Por que a mudança é defendida

Ao defender o parecer, o relator, deputado Delegado Paulo Bilynskyj, argumentou que cabe ao Estado oferecer proteção jurídica a quem atua na linha de frente. Em suas palavras, “Muitas vezes, o policial age dentro da lei, mas precisa arcar com custos altíssimos de advogados para provar sua inocência. O fundo ajudará a reduzir esse desamparo institucional”.

Para o relator, a proposta dá uma resposta concreta a uma fragilidade recorrente, sobretudo em episódios de confronto, quando a tomada de decisão ocorre sob forte pressão. A ideia, ressaltou, é diminuir o impacto financeiro que recai sobre famílias de policiais e bombeiros e, ao mesmo tempo, criar um caminho institucional para a defesa jurídica de policiais que comprovem ter agido no estrito cumprimento do dever legal.

O autor da proposta, deputado Sargento Gonçalves, sustenta que o uso do FNSP nessa finalidade tem aderência à missão do fundo, que é fortalecer a política de segurança pública no país. Ao direcionar recursos para a defesa técnica dos profissionais, argumenta-se que o sistema se torna mais equilibrado, com suporte desde a prevenção e a operação até a proteção jurídica dos agentes.

Críticos e apoiadores do tema convergem em um ponto, a necessidade de assegurar que a defesa jurídica de policiais observe parâmetros transparentes, com controle de gastos e respeito aos limites da legislação.
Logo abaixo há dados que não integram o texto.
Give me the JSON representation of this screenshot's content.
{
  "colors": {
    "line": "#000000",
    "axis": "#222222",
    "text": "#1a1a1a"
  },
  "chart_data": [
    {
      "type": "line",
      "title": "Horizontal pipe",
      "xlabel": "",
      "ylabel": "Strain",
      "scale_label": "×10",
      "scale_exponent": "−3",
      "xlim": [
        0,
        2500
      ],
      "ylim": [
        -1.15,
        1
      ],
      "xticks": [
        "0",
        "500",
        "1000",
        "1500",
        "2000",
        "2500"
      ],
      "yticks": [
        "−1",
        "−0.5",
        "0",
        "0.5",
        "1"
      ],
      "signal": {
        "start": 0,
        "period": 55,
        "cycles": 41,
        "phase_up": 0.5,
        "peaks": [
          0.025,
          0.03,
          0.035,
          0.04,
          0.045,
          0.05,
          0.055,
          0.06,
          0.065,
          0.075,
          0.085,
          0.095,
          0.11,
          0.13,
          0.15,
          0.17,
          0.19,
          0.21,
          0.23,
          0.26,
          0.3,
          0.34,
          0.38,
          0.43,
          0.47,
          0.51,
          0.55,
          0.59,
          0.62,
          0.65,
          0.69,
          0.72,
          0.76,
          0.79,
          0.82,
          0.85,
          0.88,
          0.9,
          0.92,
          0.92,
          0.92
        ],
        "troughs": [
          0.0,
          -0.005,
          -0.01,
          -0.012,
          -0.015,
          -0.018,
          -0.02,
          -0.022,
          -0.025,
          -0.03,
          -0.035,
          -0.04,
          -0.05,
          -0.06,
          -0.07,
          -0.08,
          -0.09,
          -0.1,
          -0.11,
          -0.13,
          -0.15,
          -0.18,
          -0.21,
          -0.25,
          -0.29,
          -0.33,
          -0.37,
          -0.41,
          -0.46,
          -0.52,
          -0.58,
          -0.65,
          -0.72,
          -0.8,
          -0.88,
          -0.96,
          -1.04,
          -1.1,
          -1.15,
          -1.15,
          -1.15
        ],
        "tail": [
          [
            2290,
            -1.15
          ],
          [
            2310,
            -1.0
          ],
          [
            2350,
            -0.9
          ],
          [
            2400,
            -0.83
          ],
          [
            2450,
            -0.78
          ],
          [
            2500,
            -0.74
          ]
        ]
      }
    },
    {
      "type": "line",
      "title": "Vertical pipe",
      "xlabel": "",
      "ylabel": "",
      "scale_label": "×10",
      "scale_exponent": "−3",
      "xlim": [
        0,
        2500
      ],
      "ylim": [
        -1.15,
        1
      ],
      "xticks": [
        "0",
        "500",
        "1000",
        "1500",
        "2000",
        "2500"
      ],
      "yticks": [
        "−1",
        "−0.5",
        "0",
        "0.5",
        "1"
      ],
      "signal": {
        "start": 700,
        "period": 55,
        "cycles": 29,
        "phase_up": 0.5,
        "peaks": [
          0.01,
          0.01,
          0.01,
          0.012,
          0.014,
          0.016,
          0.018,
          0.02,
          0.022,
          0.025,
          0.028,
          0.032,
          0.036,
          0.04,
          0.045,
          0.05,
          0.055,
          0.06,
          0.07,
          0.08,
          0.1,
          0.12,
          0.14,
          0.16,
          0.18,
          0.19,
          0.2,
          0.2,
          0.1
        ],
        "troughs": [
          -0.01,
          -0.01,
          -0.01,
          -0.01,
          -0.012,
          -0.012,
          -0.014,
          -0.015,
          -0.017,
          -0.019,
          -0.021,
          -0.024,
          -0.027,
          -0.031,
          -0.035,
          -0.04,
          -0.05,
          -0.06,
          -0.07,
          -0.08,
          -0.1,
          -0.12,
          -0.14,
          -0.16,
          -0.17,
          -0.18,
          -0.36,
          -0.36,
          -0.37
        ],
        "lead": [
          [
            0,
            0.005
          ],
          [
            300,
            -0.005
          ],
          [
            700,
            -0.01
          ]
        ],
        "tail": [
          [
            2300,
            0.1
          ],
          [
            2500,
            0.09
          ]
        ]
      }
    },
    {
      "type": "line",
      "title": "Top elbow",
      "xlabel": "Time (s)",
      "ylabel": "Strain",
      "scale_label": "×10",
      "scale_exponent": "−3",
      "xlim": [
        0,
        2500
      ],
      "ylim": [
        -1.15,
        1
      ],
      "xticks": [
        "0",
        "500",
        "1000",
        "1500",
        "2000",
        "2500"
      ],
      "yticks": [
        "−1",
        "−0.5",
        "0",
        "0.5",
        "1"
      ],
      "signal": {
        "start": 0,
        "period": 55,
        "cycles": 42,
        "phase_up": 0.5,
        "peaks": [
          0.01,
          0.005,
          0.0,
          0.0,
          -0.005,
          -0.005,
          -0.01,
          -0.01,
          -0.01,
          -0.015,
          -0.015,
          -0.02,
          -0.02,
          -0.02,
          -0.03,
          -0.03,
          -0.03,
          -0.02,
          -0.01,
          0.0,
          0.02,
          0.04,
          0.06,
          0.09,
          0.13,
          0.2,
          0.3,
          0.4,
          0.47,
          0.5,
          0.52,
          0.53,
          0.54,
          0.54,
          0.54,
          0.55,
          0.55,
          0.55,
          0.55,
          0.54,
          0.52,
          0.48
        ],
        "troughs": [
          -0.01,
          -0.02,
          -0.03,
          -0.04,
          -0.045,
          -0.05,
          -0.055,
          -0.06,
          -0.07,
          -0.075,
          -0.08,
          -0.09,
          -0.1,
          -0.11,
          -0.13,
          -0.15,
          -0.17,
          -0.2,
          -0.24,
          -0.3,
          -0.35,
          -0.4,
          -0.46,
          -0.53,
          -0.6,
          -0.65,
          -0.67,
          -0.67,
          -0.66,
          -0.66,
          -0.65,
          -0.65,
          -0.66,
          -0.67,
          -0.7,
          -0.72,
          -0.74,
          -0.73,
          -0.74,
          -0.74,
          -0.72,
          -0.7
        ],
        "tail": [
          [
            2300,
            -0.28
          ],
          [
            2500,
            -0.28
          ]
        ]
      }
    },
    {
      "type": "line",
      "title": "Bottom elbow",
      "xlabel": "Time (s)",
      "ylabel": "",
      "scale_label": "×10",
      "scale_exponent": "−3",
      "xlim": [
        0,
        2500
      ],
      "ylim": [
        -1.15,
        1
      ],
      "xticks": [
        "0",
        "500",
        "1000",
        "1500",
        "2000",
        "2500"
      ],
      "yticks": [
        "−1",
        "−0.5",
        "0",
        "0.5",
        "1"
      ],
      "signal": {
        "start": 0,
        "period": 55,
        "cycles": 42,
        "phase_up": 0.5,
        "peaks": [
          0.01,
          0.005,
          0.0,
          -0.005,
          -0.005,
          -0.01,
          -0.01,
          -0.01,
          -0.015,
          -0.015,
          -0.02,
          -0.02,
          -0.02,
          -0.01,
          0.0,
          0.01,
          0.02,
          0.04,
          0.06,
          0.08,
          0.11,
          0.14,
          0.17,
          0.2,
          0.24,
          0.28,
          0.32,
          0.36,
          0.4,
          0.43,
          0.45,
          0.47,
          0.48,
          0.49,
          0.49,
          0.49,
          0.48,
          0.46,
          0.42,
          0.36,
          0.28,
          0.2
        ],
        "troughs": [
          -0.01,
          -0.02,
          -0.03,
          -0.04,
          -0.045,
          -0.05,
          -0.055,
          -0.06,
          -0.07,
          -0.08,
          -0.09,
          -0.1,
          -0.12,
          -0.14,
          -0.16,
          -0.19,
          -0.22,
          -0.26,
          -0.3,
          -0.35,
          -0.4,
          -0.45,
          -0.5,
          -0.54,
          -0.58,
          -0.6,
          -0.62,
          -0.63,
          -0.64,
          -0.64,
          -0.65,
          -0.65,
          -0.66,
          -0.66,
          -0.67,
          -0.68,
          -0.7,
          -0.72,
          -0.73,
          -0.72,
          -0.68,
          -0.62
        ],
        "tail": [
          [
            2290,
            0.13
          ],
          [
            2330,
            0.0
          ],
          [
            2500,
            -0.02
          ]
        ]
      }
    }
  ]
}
O projeto tenta responder a isso ao ancorar os pagamentos à tabela da OAB e ao limitar a cobertura a processos diretamente vinculados ao serviço.

Tramitação e próximos passos

O PL 5584/25 tramita em caráter conclusivo na Câmara dos Deputados, e ainda será analisado pela Comissão de Finanças e Tributação e pela Comissão de Constituição e Justiça e de Cidadania. Nessas etapas, os deputados avaliam impactos orçamentários, adequação financeira e compatibilidade constitucional da proposta.

Em caso de aprovação nas comissões, o texto segue adiante na tramitação. De acordo com a Câmara, para virar lei, precisa ser aprovado pela Câmara e pelo Senado, o que inclui novas etapas de análise no Congresso Nacional. Se houver mudanças no Senado, a matéria retorna para apreciação dos deputados, até que se alcance uma versão final.

Enquanto avança, o debate sobre a defesa jurídica de policiais e o uso de recursos do Fundo Nacional de Segurança Pública deve mobilizar bancadas da segurança e especialistas do direito, que acompanharão os desdobramentos nas próximas comissões. A expectativa é que, mantidos os critérios de teto pela tabela da OAB e a livre escolha do advogado, o projeto ganhe tração entre os parlamentares que defendem maior amparo institucional aos agentes de segurança.

Com foco na previsibilidade dos gastos e no respeito às regras já estabelecidas pela OAB, a proposta tenta equilibrar a proteção jurídica dos profissionais e a responsabilidade no uso do dinheiro público. Até a conclusão da tramitação, permanece o acompanhamento atento de corporações, entidades de classe e da sociedade civil sobre os impactos e a operacionalização dessa política de custeio da defesa jurídica de policiais.